Outdoor Hub mobile, the outdoor information engine


----------



## kire1984 (Oct 18, 2012)

yeah thanks the mi cat dog


----------



## Frazier50 (Nov 9, 2011)

Looks like a bobcat to me. Look at the short stubby tail.


----------



## kire1984 (Oct 18, 2012)

yeah thats what i thought but the lynx also has a stubby tail i just thought it was wierd theres no spots on the side and also it looks to be about 50 pounds or so..


----------



## JackieTreeHorn (Sep 15, 2008)

Bobcat. Looks like the spots may be blurred a bit due to forward motion.
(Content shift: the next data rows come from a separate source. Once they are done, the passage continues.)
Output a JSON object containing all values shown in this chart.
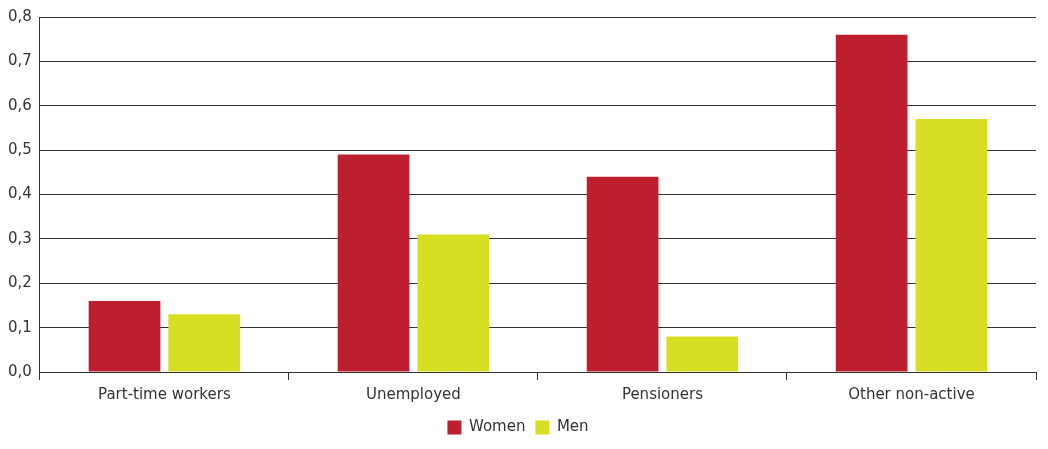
{
  "chart_data": {
    "type": "bar",
    "categories": [
      "Part-time workers",
      "Unemployed",
      "Pensioners",
      "Other non-active"
    ],
    "series": [
      {
        "name": "Women",
        "color": "#be1e2d",
        "values": [
          0.16,
          0.49,
          0.44,
          0.76
        ]
      },
      {
        "name": "Men",
        "color": "#d7df23",
        "values": [
          0.13,
          0.31,
          0.08,
          0.57
        ]
      }
    ],
    "ylim": [
      0,
      0.8
    ],
    "yticks": [
      {
        "value": 0,
        "label": "0,0"
      },
      {
        "value": 0.1,
        "label": "0,1"
      },
      {
        "value": 0.2,
        "label": "0,2"
      },
      {
        "value": 0.3,
        "label": "0,3"
      },
      {
        "value": 0.4,
        "label": "0,4"
      },
      {
        "value": 0.5,
        "label": "0,5"
      },
      {
        "value": 0.6,
        "label": "0,6"
      },
      {
        "value": 0.7,
        "label": "0,7"
      },
      {
        "value": 0.8,
        "label": "0,8"
      }
    ],
    "grid": "y",
    "legend": "bottom"
  }
}
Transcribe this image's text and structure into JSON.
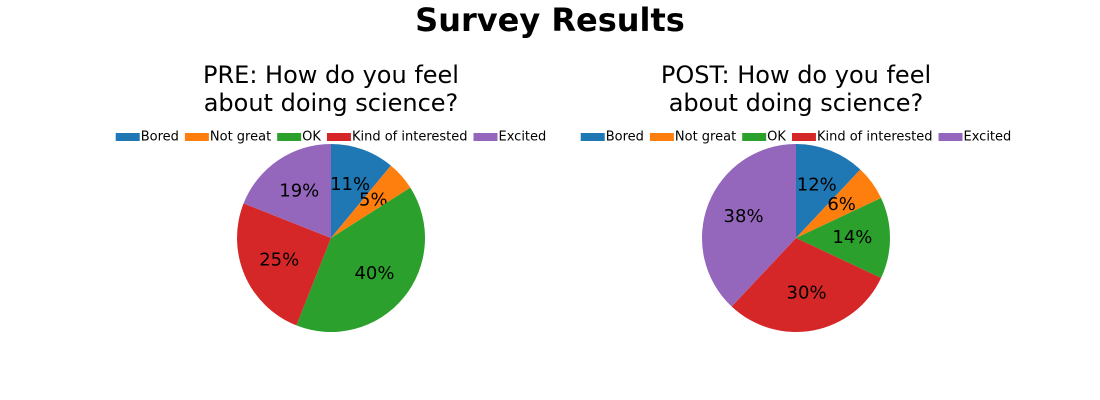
{
  "title": "Survey Results",
  "chart_data": [
    {
      "type": "pie",
      "title": [
        "PRE: How do you feel",
        "about doing science?"
      ],
      "categories": [
        "Bored",
        "Not great",
        "OK",
        "Kind of interested",
        "Excited"
      ],
      "values": [
        11,
        5,
        40,
        25,
        19
      ],
      "value_labels": [
        "11%",
        "5%",
        "40%",
        "25%",
        "19%"
      ],
      "colors": [
        "#1f77b4",
        "#ff7f0e",
        "#2ca02c",
        "#d62728",
        "#9467bd"
      ]
    },
    {
      "type": "pie",
      "title": [
        "POST: How do you feel",
        "about doing science?"
      ],
      "categories": [
        "Bored",
        "Not great",
        "OK",
        "Kind of interested",
        "Excited"
      ],
      "values": [
        12,
        6,
        14,
        30,
        38
      ],
      "value_labels": [
        "12%",
        "6%",
        "14%",
        "30%",
        "38%"
      ],
      "colors": [
        "#1f77b4",
        "#ff7f0e",
        "#2ca02c",
        "#d62728",
        "#9467bd"
      ]
    }
  ]
}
Cool pic!


----------



## William H Bonney (Jan 14, 2003)

Wall I Chasr said:


> Dog
> 
> Outdoor Hub mobile, the outdoor information engine


Dogs eat cat poop.


----------



## srconnell22 (Aug 27, 2007)

18-20 lb bobcat

Lynx are grey, bobbers are brown.


----------



## MEL (Jul 17, 2005)

My expert opinion.....cougar!!!


----------



## Stick Slingur (Oct 17, 2011)

looks like just a touch of white on the tip of the tail. Bobcat!


----------



## Wendy (Oct 6, 2008)

lynx also have tufted ears.


----------



## Craig M (May 17, 2000)

Wendy is a cougar so I trust her analysis on this feline ID.


----------



## CMR (Jul 25, 2003)

True dat!

Sent from my LG-P925


----------



## fishdip (Dec 29, 2010)

Bobcat


----------